In today’s modern age, speed is the name of the game. As photographers, it’s important to quickly deliver our photos to our clients, and have it be an easy process for them.
If you’re a wedding or portrait photographer, you probably have a fully-baked solution that allows you to do things like deliver proofs, download files, purchase prints and more. But what if you just want to deliver your digital files? As a corporate event photographer, I’m always on the clock to deliver photos as soon as possible, meaning I select the photos, edit them and deliver within 48 hours. I’ve used a number of these services over the years, but currently, Smash is my go-to.
Smash is a direct WeTransfer competitor, offering a very similar interface. If you’ve used WeTransfer, you’ll immediately understand Smash. But there are some major advantages the service has — no size limits, file previews and a longer storage time of up to 14 days. You can also password-protect your transfers with the free version. And there are no ads, period.
The premium version ($60 annually or $10 monthly) takes it one step further, allowing storage for up to a full year, and giving you priority transfers for over 2 GB. You also have a file transfer history available to you, as well as reporting features.
What sets Smash away from competitor WeTransfer, and the others listed below, are its in-depth customization features. For instance, I can promote a link to my Photofocus articles while my clients wait for my files to download. You can also create a slideshow of images that link to your website or blog.
WeTransfer is simple. You upload photos (or a folder of photos), and then choose to either directly send the photos to your client, or to copy a link that you can then send to them in a personal e-mail. It’s a straight-forward interface, and the free version allows for uploads up to 2 GB that will last for 7 days on the service. The one downside — you and your clients will see ads.
There’s a “Plus” option, too ($120 annually or $12 monthly) — it offers 100 GB of storage, a 20 GB cap on uploads and no time limits. It also removes ads. You can customize the service as a plus member by having your downloads expire after a period of time, and you can also do things like adding your own photo backgrounds that will scroll in a slideshow. You can also password-protect your files. There’s no thumbnail view on the service; it’s just a straight file exchange. Learn more at wetransfer.com.
Dropbox is one of those services everyone’s heard of, and rightfully so. It offers syncing between your account, computer and other devices with ease. You can share your files with other Dropbox users, and also make public links to share with your customers who don’t have a Dropbox account.
There are a few drawbacks though — most notably, non-Dropbox users can’t download folders over 1 GB in size. An alternative is to ZIP up your files and folders. But for photographers and videographers, this is just one extra step, and it means you have to split up your folders into multiple links. This limitation is in place no matter what type of account you have.
Free accounts can also not upload or download more than 20 GB per day, while paid Dropbox accounts are limited to 200 GB per day.

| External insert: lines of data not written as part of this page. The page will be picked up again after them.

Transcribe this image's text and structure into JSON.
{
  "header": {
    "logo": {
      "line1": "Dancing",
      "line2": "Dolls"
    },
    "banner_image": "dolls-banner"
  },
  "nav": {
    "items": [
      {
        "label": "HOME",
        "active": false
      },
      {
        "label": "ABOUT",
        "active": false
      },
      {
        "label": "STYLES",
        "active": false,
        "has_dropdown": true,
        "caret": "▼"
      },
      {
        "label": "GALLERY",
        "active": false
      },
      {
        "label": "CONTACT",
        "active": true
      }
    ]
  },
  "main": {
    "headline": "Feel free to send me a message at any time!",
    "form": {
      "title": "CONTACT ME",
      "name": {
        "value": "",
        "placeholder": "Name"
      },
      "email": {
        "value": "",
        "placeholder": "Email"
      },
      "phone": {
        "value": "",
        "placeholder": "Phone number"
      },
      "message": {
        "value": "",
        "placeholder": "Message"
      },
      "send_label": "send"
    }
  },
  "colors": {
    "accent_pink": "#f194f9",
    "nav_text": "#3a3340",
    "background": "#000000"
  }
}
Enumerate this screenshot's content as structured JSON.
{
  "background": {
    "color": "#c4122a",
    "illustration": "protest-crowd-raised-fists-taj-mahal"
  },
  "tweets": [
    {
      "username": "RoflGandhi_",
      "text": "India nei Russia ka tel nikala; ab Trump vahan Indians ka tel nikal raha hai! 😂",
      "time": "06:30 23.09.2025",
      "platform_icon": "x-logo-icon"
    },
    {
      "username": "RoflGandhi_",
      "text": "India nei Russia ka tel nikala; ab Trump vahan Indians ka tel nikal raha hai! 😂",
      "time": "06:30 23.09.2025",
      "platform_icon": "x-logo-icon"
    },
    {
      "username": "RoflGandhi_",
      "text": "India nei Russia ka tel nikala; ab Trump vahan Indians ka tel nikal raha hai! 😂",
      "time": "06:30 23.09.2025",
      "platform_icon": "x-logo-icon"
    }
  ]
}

Dropbox Basic is free and comes with 2 GB of storage space, whereas Dropbox Plus costs $9.99/month and comes with 1 TB of storage space. It comes with both a desktop and mobile app so you can manage your files from home or afar. Learn more at dropbox.com.
Google Drive / Google One
Google Drive is quickly becoming a great file storage and sharing solution, especially with its word processing, presentation and spreadsheet editors handy all in one interface. It comes with 15 GB for free, and you can store any type of file within its interface. You can access your files from virtually any device, with apps available for phones and tablets.
If you need more than 15 GB of storage, you can upgrade to Google One. The 100 GB package costs $1.99/month, while the 200 GB package costs $2.99/month. If you need more than that, there are additional storage options for 2 TB, 10 TB, 20 TB and 30 TB that are outlined on the Google One website.
The interface is pretty easy to use, as you can drag-and-drop from your computer to the website. You can share public links, or share with other Google users as well. Plus, all your photos will be viewable as thumbnails, and your client can click between images in a slideshow. But there are some drawbacks here too, most notably that there’s no password protection available. Learn more at google.com/drive/.
OneDrive is Microsoft’s answer to Google Drive. There are apps available for phones, tablets and your computers (even if you have a Mac). There’s even an Apple Watch app that alerts you of new shares and changes to your files. It integrates seamlessly with Microsoft Office documents, including PowerPoint, Excel and Word.
The free, basic account comes with 5 GB of storage and is for storage only — there are none of the above features I mentioned. The same goes for the 50 GB plan, which costs $1.99/month. Once you get into OneDrive’s Office 365 Plans, that’s where the power of the service kicks in. The Office 365 Personal plan costs $69.99/year, and comes with 1 TB of storage, which enables you to use it across devices and create expiring sharing links. Learn more at onedrive.live.com.
Digital delivery of photographs to clients and friends is not a coming attraction. It’s a real thing now. It’s important to choose a service and become familiar with it before you have to deliver work. You want to know enough about whatever service you use to answer questions from your clients so they don’t have to call tech support. Think of being able to guide your client through the process of getting work from you as one of your customer services. Have this info in the email with the link and your client will be very happy before they see your work.